Prop 47 Didn’t Stop Discrimination In California’s Justice System
African-Americans are often punished more harshly than their white counterparts. Nothing changed in California after Prop 47.
Stark racial disparities in imprisonment are what ultimately prompted California to pass the criminal justice reform measure known as Prop 47 in 2014, which reduced the classification of half a dozen “nonserious and nonviolent property and drug crimes” from felonies to misdemeanors.
As a result, such crimes carried significantly lower prison sentences; millions of prisoners saw the red stain of conviction erased from their permanent records; and an estimated 13,000 inmates were released, according to Al Jazeera.
In a 2010 study, there is likely to now be more than 20 million people with felony convictions in the United States. Black people are heavily overrepresented in that group, and in the criminal justice system overall: the prison population is almost 40 percent African American, while the country as a whole is less than 15 percent black. And overincarceration is a problem across the country, but perhaps nowhere more so than in California. In 2009, prisons were so overcrowded that the federal government issued an ultimatum, in the form of a Supreme Court ruling: fix it, or we’re taking over.
Through a series of manoeuvres, the prison population was slowly reduced. Then, in 2014, California passed a ballot initiative called proposition 47. It downgraded half a dozen felony charges to misdemeanours, including drug possession, and some petty theft. After prop 47, those crimes carried significantly lower sentences, and none of the lifelong consequences that felony convictions do.
The passing of Prop 47 was considered groundbreaking, especially for Black Californians who are twice as likely to be charged and convicted of drug crimes. However, not everyone felt the feel-good effects of the measure.
“The judicial system is rigged against us,” said Donnie Anderson, a Black California man who was arrested and charged with transport/sale of a controlled substance after police showed up to a neighbor’s house where he and his friends were gambling. “If you (a white person) go to jail, and I have the same amount of drugs as you, my sentence is automatic state prison. Yours is go home.”
But Anderson didn’t have any drugs.

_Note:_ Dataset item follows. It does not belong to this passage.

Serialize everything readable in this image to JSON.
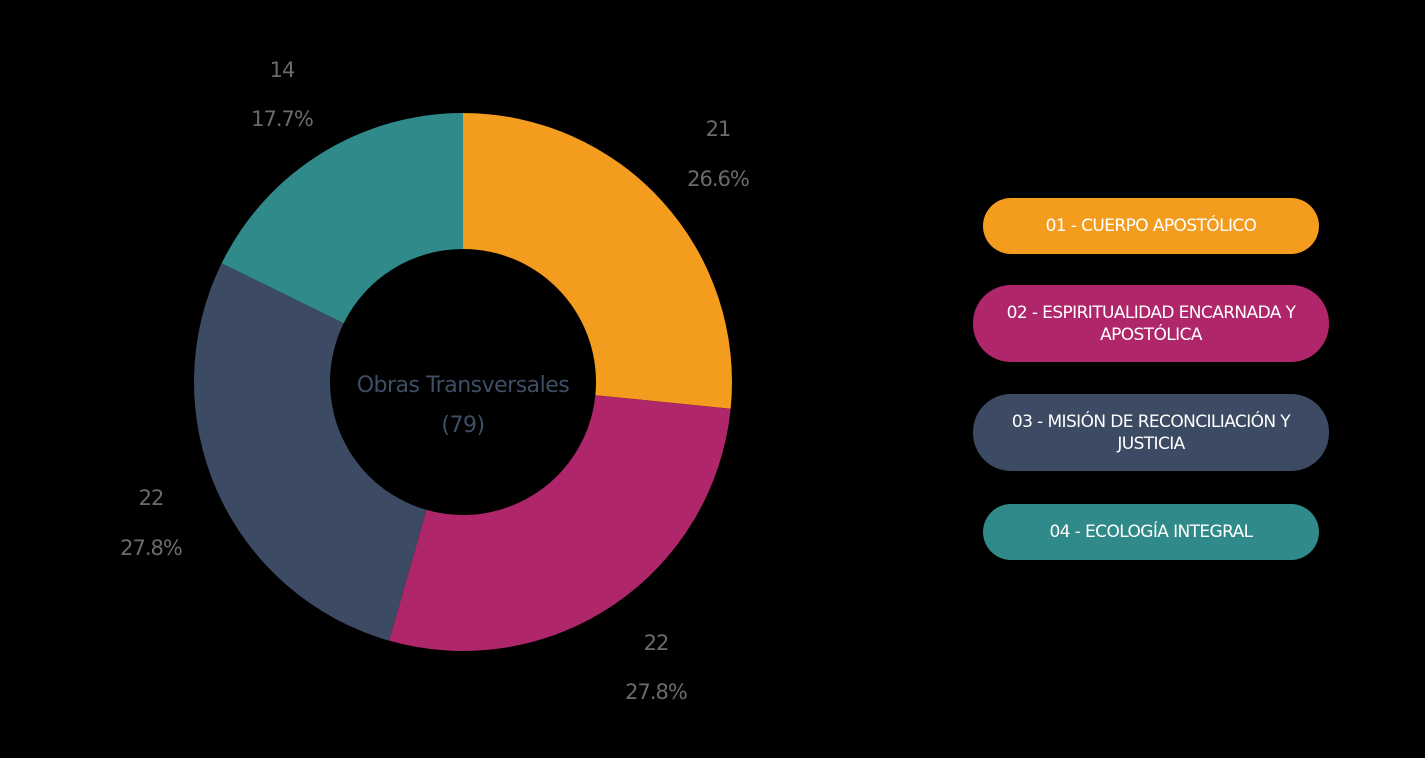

He told that his friends had drugs on them, but he didn’t — that’s why he didn’t flee. Because Anderson, who was just 19 at the time, had a large sum of cash on him from the gambling, police believed he was there selling drugs.
Atlanta Black Star reports that the teen ultimately took a plea deal of 60 days in county jail and three years probation for a felony that originally carried a sentence of up to 20 years and a fine of $20,000 dollars.
“We don’t have proof of this, but what we feel like is happening is that the police are charging up to avoid prop 47, because it is discretionary,” said Lynne Lyman, a California state director at the Drug Policy Alliance who helped work on legislative predecessors to Prop 47. “Simple possession versus possession with intent is completely discretionary.”